14. Il résulte de ce qui précède que les associations requérantes sont fondées à demander la suspension de la décision implicite de rejet de la demande notifiée à la Première ministre le 28 février 2022, tendant à l'adoption de l'ensemble des mesures nécessaires à l'application du décret du 9 août 2021 relatif à la mise en place du contrôle technique des véhicules motorisés à deux ou trois roues et quadricycles à moteur. Il y a lieu d'enjoindre au ministre de la transition écologique et de la cohésion des territoires de prendre l'arrêté d'application de ce décret dans un délai de deux mois à compter de la notification de la présente décision.
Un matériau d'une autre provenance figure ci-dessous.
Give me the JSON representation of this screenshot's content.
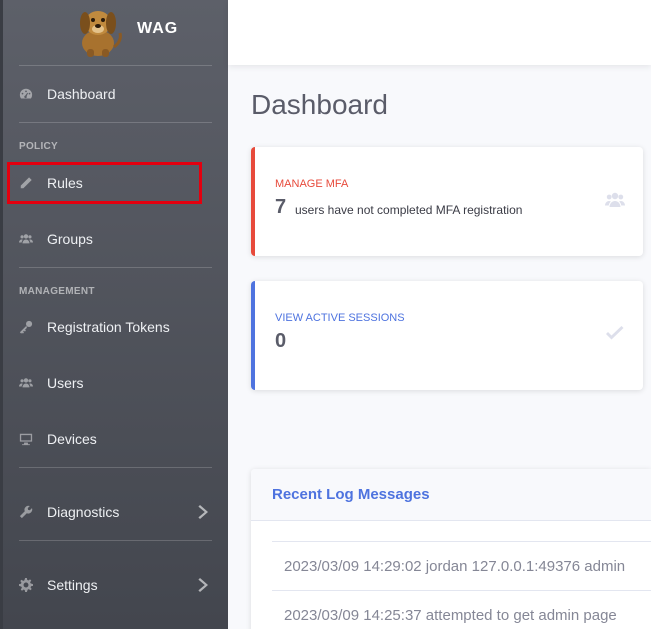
{
  "brand": {
    "name": "WAG"
  },
  "sidebar": {
    "items": [
      {
        "label": "Dashboard",
        "icon": "tachometer-icon"
      },
      {
        "label": "Rules",
        "icon": "pencil-icon"
      },
      {
        "label": "Groups",
        "icon": "users-icon"
      },
      {
        "label": "Registration Tokens",
        "icon": "key-icon"
      },
      {
        "label": "Users",
        "icon": "users-icon"
      },
      {
        "label": "Devices",
        "icon": "desktop-icon"
      },
      {
        "label": "Diagnostics",
        "icon": "wrench-icon"
      },
      {
        "label": "Settings",
        "icon": "gear-icon"
      }
    ],
    "sections": {
      "policy": "POLICY",
      "management": "MANAGEMENT"
    }
  },
  "page": {
    "title": "Dashboard"
  },
  "cards": {
    "mfa": {
      "label": "MANAGE MFA",
      "value": "7",
      "sub": "users have not completed MFA registration",
      "icon": "users-icon",
      "accent": "#e74a3b"
    },
    "sessions": {
      "label": "VIEW ACTIVE SESSIONS",
      "value": "0",
      "icon": "check-icon",
      "accent": "#4e73df"
    }
  },
  "logs": {
    "title": "Recent Log Messages",
    "rows": [
      "2023/03/09 14:29:02 jordan 127.0.0.1:49376 admin",
      "2023/03/09 14:25:37 attempted to get admin page"
    ]
  },
  "highlight": {
    "color": "#e3000f",
    "target": "Rules"
  }
}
Il n'y a pas lieu d'assortir cette injonction d'une astreinte.
Sur les frais du litige :
15. Dans les circonstances de l'espèce, il y a lieu de mettre à la charge de l'Etat la somme de 1 000 euros à verser à chacune des associations requérantes en application de l'article L. 761-1 du code de justice administrative.
O R D O N N E :
------------------
Article 1er : L'intervention de la Fédération française des motards en colère est admise.
Article 2 : La décision implicite de rejet de la demande notifiée à la Première ministre le 28 février 2022, tendant à l'adoption de l'ensemble des mesures nécessaires à l'application du décret du 9 août 2021 relatif à la mise en place du contrôle technique des véhicules motorisés à deux ou trois roues et quadricycles à moteur est suspendue.
Article 3 : Il est enjoint au ministre de la transition écologique et de la cohésion des territoires de prendre l'arrêté d'application du décret du 9 août 2021 relatif à la mise en place du contrôle technique des véhicules motorisés à deux ou trois roues et quadricycles à moteur dans un délai de deux mois à compter de la notification de la présente décision.
Article 4 : Le surplus des conclusions de la requête de l'association Respire et autres est rejeté.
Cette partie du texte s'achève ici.